But with falling circulation and the rise of online news and social media do the Red Tops still have the power to influence the outcome of a general election?
The day before the 1992 results millions of British Sun readers woke up to the headline: “If Kinnock wins today will the last person to leave Britain please turn out the lights”.
At the time it was decided, not least by The Sun itself, that the inflammatory image of Neil Kinnock staring out of the lightbulb helped secure a fourth consecutive term. However. In recent years experts have said polls forecasting a Labour victory were simply wrong and the Tories were going to win it all along.

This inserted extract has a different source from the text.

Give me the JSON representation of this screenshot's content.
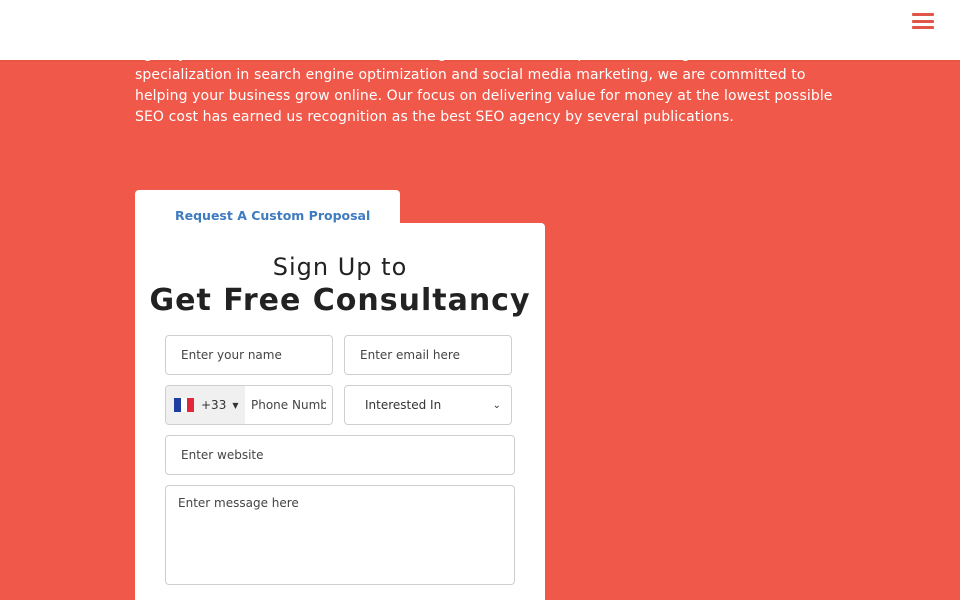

So did the Sun’s backing really get results? Tony Blair thought so, spending much of the nineties courting the press in general and Rupert Murdoch in particular. And it worked: The Murdoch papers switched allegiance to New Labour, and Tony Blair won three elections in a row.
But times have moved on.
Luckily Ed Miliband, who does not enjoy the same support from the mainstream press as Tony Blair, doesn’t think the papers are as powerful as they once were.
Now that people get much of their news from the internet, newspapers landing on doormats are less powerful and there has never been much evidence that people paper choice has much impact on their vote anyway.
This theory appears to be born out in this election, with the polls largely tied despite four years of negative press portrayals of Mr Miliband. My hunch is that the Sun’s endorsement probably won’t change that.